Bugün ise artık sosyal medyadaki tweetlerden ya da sızdırılmış konuşma kayıtlarından haberlere çekicilik katılıyor. Ama yine de "İsimler" yani "İnsan"lar olmadan haberin fazla değer taşımayacağı biliniyor. Gazete patronları ise dokunulmazlıklarını yitirdiler. En son 28 Şubat post-modern darbe sürecinde gazete patronlarının devlet ve siyasetle kurdukları ve özellikle pasta paylaşmaya dönük ilişkiler ayyuka çıkınca, sonunda bunların dokunulmazlığı da buharlaştı.

MERKEZDEN KALAN

Eski döneme dönmek mümkün mü acaba? Mesela Aydın Doğan'ın adının geçmediği bir medya haberinin ve yorumunun yapılmayacağı günler gelebilir mi? Ama galiba bu pek olası değil... Çünkü genel izlenim eskinin "Merkez Medya"sına "Gezi Ruhu"nun kaçtığı şeklinde... "Merkez Medya"dan bugüne kalan tek grup ise "Doğan Medyası" değil mi?

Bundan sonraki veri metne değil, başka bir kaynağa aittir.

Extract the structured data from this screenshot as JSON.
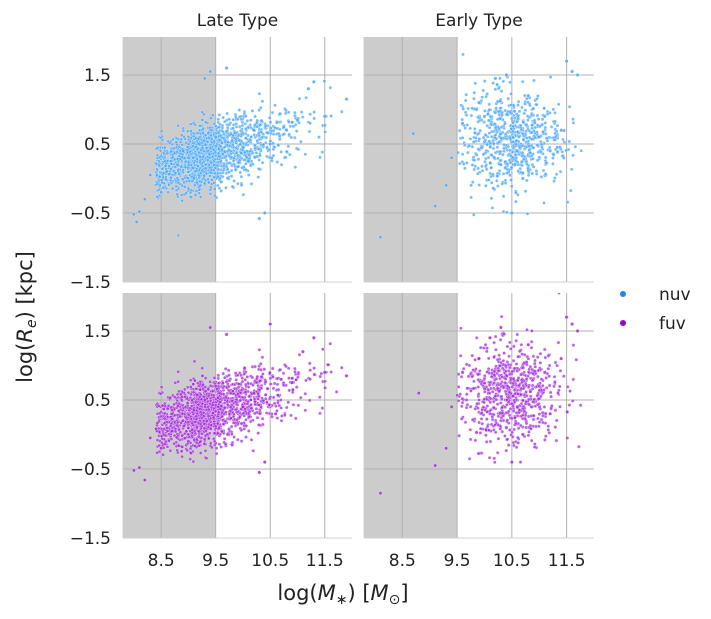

Dünkü haberlerde vardı. Buna göre Doğan Yayın İlkeleri Kurulu toplantısı Hilton Oteli'nde Doğan Holding Onursal Başkanı Aydın Doğan'ın başkanlığında yapılmış. Aydın Doğan, toplantının açılışında yaptığı konuşmada Doğan Grubu'nun seçim döneminde "Bütün siyasi partilere eşit mesafede duracağını" söylerken şöyle konuşmuş:

EŞİT MESAFE

"Bazı medya kuruluşları bizi suçlayarak bir kavganın içine çekmeye çalışıyorlar, biz bu gayretlere prim vermeden doğru bildiğimiz şekilde objektif yayıncılığımızı sürdürme kararlılığı içindeyiz. Bütün bu eleştirilere rağmen objektif ve ilkeli biçimde bütün siyasi partilere eşit mesafede durarak yayın yapmaya özen gösterdik ve bu tutumumuz devam edecek."

BAZILARI DAHA EŞİT

Bunları okurken aklıma ünlü bir Hollywood aktörünün bir kadın yıldızla ilişki kurduğuna ilişkin dedikodulara verdiği cevap aklıma geldi... Bu aktör gazetecilere "O sözünü ettiğimiz yıldızla aramızda sigara kâğıdı bile yok" demişti. "Bütün siyasi partilere eşit mesafede duracağız" denilince de aklınıza Orwell'in "Hayvan Çiftliği"ndeki "Herkes eşittir ama bazıları daha eşittir" cümlesi gelmiyor mu?
Ah keşke mümkün olsaydı ve bu herkese eşit mesafede durmanın erdemi, 28 Şubat döneminde de hissedilebilseydi. Ya da "Erdoğan muhtar bile olamaz" diye başlık atmasaydılar herkese eşit mesafede olmaları gereken yazı işleri görevlileri. Ya da dünün ortak manşetleri ile gazete hazırlayanlar bugün aynı konuyu ele alan köşe yazarlarına kızıp sinirlenmeselerdi.